La fibre sociale de cet ancien avocat d’affaires, ami de Bernard Tapie, s’accompagne d’une méthode mise en œuvre lors du Grenelle de l’environnement: la négociation entre cinq partenaires – Etat, associations, collectivités, syndicats et entreprises. «Le Grenelle est devenu le symbole de la démocratie participative. Le Grenelle, c’est apprendre à jouer collectif, avoir une analyse partagée de la situation et finir par se mettre d’accord sur 80% des points», expliquait-il récemment dans Le Parisien, lançant l’idée de s’en inspirer pour réformer la fiscalité.
Jean-Louis Borloo a été successivement ministre de la Ville et de la Rénovation urbaine, de la Cohésion sociale, de l’Emploi et du Travail, sous les gouvernements de Jean-Pierre Raffarin, puis Dominique de Villepin. Il a très brièvement été ministre de l’Économie et des Finances avant de reprendre le maroquin de l’Écologie.
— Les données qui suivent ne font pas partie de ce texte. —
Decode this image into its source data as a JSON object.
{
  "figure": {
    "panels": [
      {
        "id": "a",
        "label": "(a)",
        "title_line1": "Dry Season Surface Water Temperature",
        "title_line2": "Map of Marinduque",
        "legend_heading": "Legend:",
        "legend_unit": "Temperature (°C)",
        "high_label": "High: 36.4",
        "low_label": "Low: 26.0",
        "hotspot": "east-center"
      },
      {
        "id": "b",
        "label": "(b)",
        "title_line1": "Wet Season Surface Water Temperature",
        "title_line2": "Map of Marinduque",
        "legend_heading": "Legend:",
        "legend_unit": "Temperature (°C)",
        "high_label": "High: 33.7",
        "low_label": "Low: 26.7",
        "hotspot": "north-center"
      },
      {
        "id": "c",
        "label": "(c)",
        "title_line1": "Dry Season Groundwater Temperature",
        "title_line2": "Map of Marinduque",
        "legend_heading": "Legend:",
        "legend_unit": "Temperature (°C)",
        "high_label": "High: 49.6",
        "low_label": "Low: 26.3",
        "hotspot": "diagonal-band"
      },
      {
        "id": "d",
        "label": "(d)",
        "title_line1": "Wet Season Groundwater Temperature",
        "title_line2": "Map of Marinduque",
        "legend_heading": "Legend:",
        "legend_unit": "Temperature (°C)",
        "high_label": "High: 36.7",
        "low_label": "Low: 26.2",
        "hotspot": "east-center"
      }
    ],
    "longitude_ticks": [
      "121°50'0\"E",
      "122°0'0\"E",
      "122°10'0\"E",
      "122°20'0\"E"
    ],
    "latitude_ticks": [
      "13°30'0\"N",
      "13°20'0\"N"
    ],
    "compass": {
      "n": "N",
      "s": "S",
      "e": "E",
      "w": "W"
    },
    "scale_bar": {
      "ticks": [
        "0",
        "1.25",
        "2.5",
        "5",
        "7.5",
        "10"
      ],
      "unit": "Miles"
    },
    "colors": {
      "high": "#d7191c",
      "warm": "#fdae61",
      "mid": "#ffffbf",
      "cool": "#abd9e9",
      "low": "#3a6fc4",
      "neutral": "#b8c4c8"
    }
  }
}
«Il a été l’un des artisans de la bataille pour l’emploi et a contribué à faire baisser le chômage. Ses idées sont réalistes et réalisables, rappelle Frank Melloul, ancien conseiller de Dominique de Villepin à Matignon. Pendant la crise des banlieues, il a aussi joué un rôle important.» On lui doit notamment le vaste plan de rénovation urbaine toujours à l’œuvre aujourd’hui. «Si Nicolas Sarkozy cherche à donner un nouveau souffle au gouvernement en s’attaquant à ces sujets, Jean-Louis Borloo possède l’expérience nécessaire», souligne-t-il. Les résultats du Grenelle de l’environnement sont, eux, en revanche plus contrastés.
Créatif et intuitif, inventif, original et spontané, le centriste aurait pour ses détracteurs les défauts de ses qualités. Il est souvent décrit comme brouillon, voire «bordélique» et nombre de députés UMP se demandent s’il a les épaules assez larges pour Matignon. «Il ne suit pas les dossiers, se met à l’abri des conflits et des sujets polémiques», critiquent ses adversaires qui s’en sont donné à cœur joie dans la crise des carburants, au début de laquelle le ministre avait minimisé la gravité de la pénurie. «Borloo est un zozo. Il m’a fait passer pour un con!» aurait même dit François Fillon, cité par le Journal du Dimanche.
«Il a une image de dilettante, mais je pense qu’il est moins brouillon qu’il n’en a l’air. N’oublions pas qu’il a été avocat et qu’il a eu un certain succès professionnel. Je crois aussi qu’il sait bien s’entourer», estime Roland Cayrol. «Il est le meilleur pour mes sujets, l’a aussi défendu la secrétaire d’État à la Ville, Fadela Amara. Il est fédérateur, intelligent et très besogneux, contrairement à la réputation qu’on lui donne. Et surtout, il a une humanité plantée dans le cœur.»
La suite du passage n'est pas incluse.